Israeli military-controlled checkpoints have been the bane of Palestinian travel since the early 1990s when Israel began establishing them throughout the occupied West Bank and Gaza Strip as a means to prevent and control Palestinian movement.
According to the latest comprehensive survey conducted by the United Nations Office for the Coordination of Humanitarian Affairs in the Occupied Palestinian Territories (OCHA), there are 634 physical obstacles to movement throughout the West Bank, including 93 staffed checkpoints and 541 unstaffed obstacles (earthmounds, roadblocks, road barriers, etc.)
Collectively, these obstacles create a hermetic network of control valves which Israel opens and shuts at will. While Israeli settlers implanted throughout the West Bank have unrestricted access through these checkpoints, Palestinians find themselves increasingly confined to reservation-like ghettoes, deprived from any kind of normal educational, medical, social, economic, or familial existence.
It’s no wonder then that checkpoints are one of the most visible and despised symbols of Israel’s 42-year occupation. They physically entrench Israel’s notion of “separation” both between Palestinians and Israelis, as well as between Palestinians themselves - winning comparisons to apartheid from everyone from South African Archbishop Desmond Tutu, to John Dugard, the UN Special Rapporteur on the situation of human rights in the OPT.
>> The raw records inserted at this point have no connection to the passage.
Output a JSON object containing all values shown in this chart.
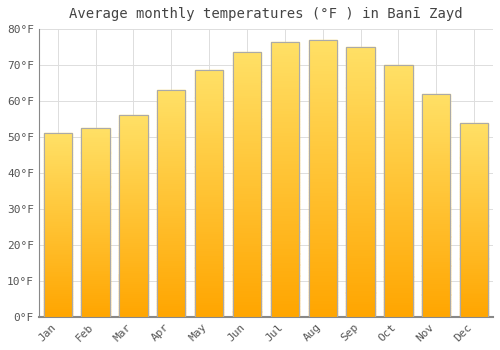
{
  "title": "Average monthly temperatures (°F ) in Banī Zayd",
  "months": [
    "Jan",
    "Feb",
    "Mar",
    "Apr",
    "May",
    "Jun",
    "Jul",
    "Aug",
    "Sep",
    "Oct",
    "Nov",
    "Dec"
  ],
  "values": [
    51,
    52.5,
    56,
    63,
    68.5,
    73.5,
    76.5,
    77,
    75,
    70,
    62,
    54
  ],
  "bar_color": "#FFA500",
  "bar_color_light": "#FFD700",
  "background_color": "#FFFFFF",
  "ylim": [
    0,
    80
  ],
  "yticks": [
    0,
    10,
    20,
    30,
    40,
    50,
    60,
    70,
    80
  ],
  "ytick_labels": [
    "0°F",
    "10°F",
    "20°F",
    "30°F",
    "40°F",
    "50°F",
    "60°F",
    "70°F",
    "80°F"
  ],
  "title_fontsize": 10,
  "tick_fontsize": 8,
  "grid_color": "#DDDDDD",
  "bar_edge_color": "#AAAAAA"
}
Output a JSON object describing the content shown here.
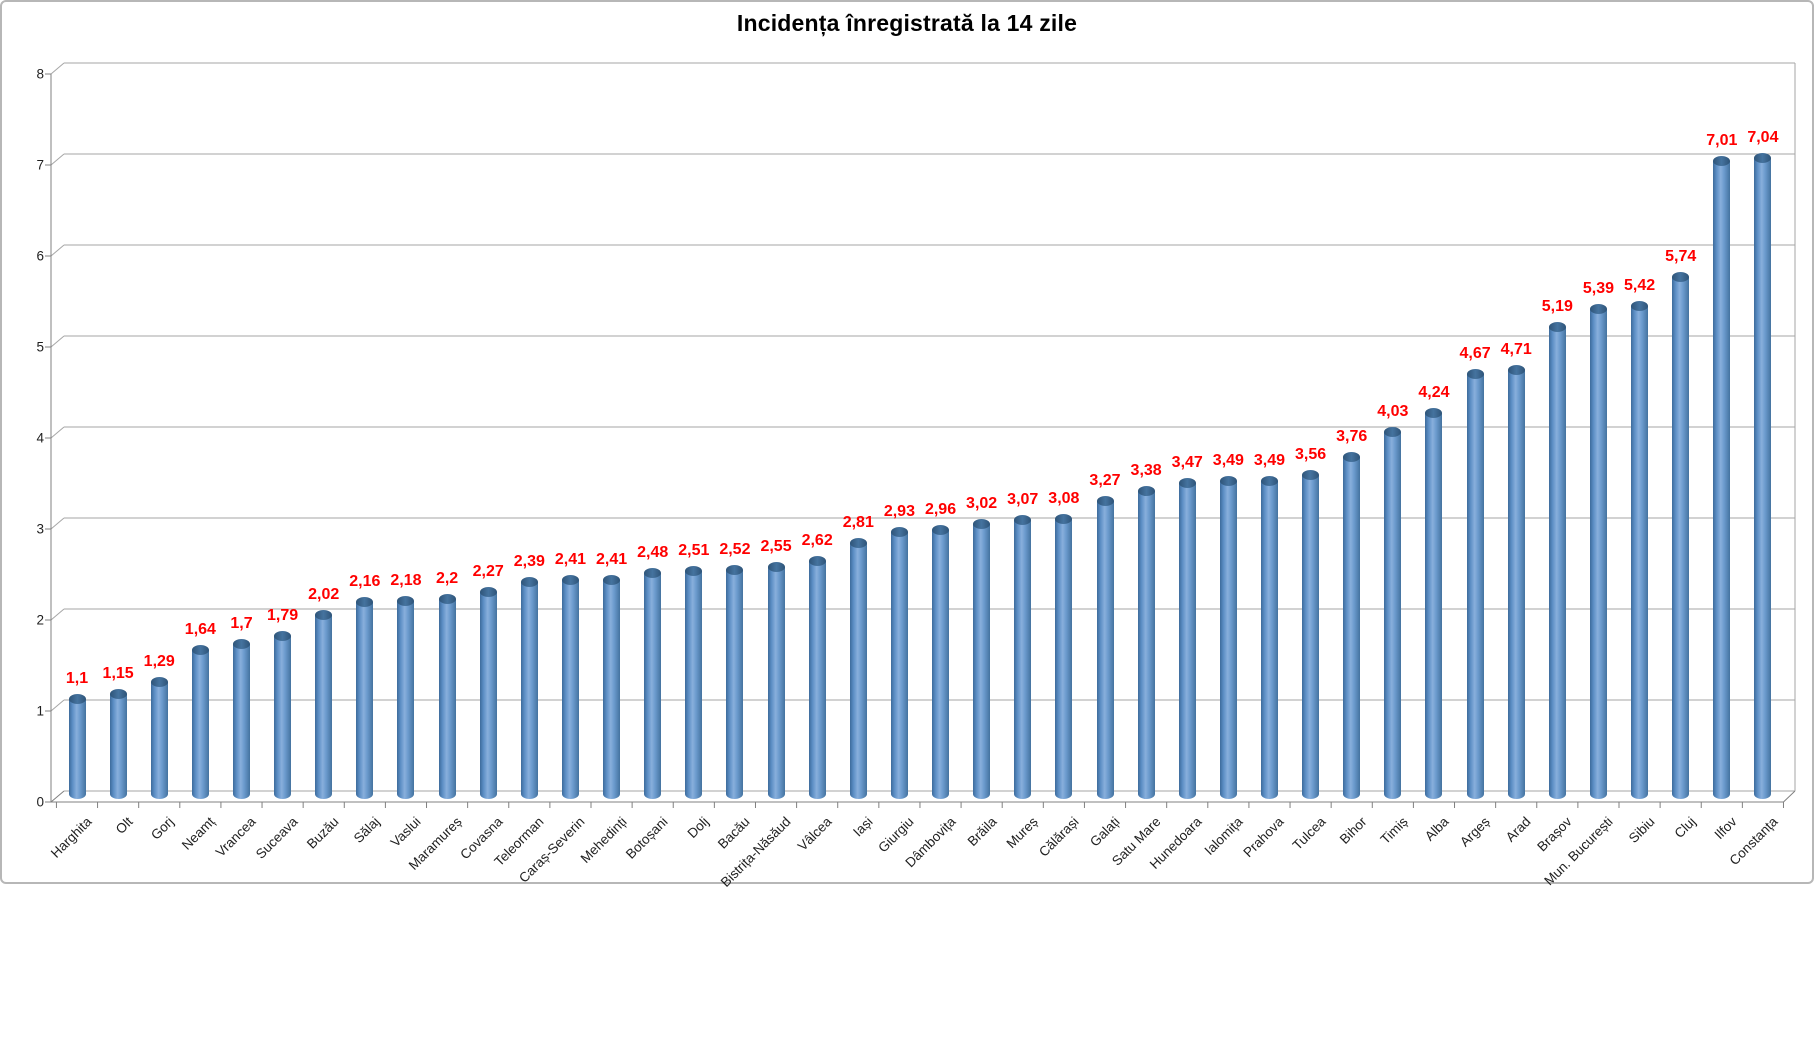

This is what the latter had to say about the phenomenon in 2007, a year before his tenure in the post was up:
Of course there are similarities between the OPT and apartheid South Africa. Anyone who experienced apartheid has a sense of deja vu when visiting the OPT. Laws and practices discriminate against Palestinians. Restrictions on movement within the West Bank and Jordan Valley resemble the «pass laws» of apartheid both in their discriminatory nature and brutal application. There is a system of «separate but unequal» roads for settlers and Palestinians - which was never even contemplated in apartheid South Africa. Jews may travel freely within the closed zone between the Wall and the Green Line but Palestinians require permits - which are frequently denied. The separate residential areas for Jews and Palestinians in Hebron remind one of the «group areas» for different races under apartheid. Palestinians are prohibited from living with their Arab Israeli spouses, but no such restrictions apply to foreigners living with Israeli Jewish spouses. House demolitions are carried out in a discriminatory manner. Over 9,000 Palestinian political prisoners are held in Israeli jails. Can it seriously be denied that such acts are committed for the purpose of establishing and maintaining domination by one racial group of persons over another racial group of persons - to use the language of the 1973 International Convention on the Suppression and Punishment of the Crime of Apartheid?
Dugard adds:
Israel takes care not to announce its apartheid practices. There are no signs on the roads or in the closed zone saying «No Palestinians Allowed» or «Settlers Only»; and there are no laws providing that only Palestinian houses built without a permit may be demolished. In this respect Israel has learnt the lesson of apartheid. But the result is the same - oppressive discrimination.
Apparently Dugard’s disdain for apartheid is not shared by all however.
Take a look at this picture taken from the Palestinian daily newspaper Al Quds this past Wednesday (11/11/2009).

It features the governor of the West Bank town of Jenin, Qadoura Mousa (second from right), Israeli Vice Prime Minister Silvan Shalom, and Quartet Middle East Special envoy Tony Blair - cutting a ribbon at the opening ceremony of the reopening of the Jalama crossing point near Jenin.
The checkpoint was recently upgraded with money from USAID, and will now permit vehicular traffic between the Jenin district and the Galilee region.
When I first saw this picture, I was dumbfounded.
First, it discloses the lie that the Palestinian leadership is not engaged in any direct contacts with Israeli officials from the right-wing Netenyahu government.
Second, the idea that anyone (including a Palestinian official) would be willing to celebrate a symbol of apartheid is despicable in the least. The claim that this act will work to improve economic conditions is a sorry excuse. Traffic will only be one way, with Israeli citizens permitted to enter and buy cheaper produce inside the West Bank, but with Palestinians unable to reciprocate. Palestinian cars (green and white license plates) are not allowed to travel in Israel.
Third, in addition to continuing to supply Israel with military equipment, the United States government is now actively supporting checkpoint maintenance. Only Israeli soldiers man the Jalama checkpoint. This means that Israel (and its occupation) is now a direct benefactor of USAID money, despite not being on the list of countries entitled to such aid. The conclusion: America’s first Black American president is financing segregation.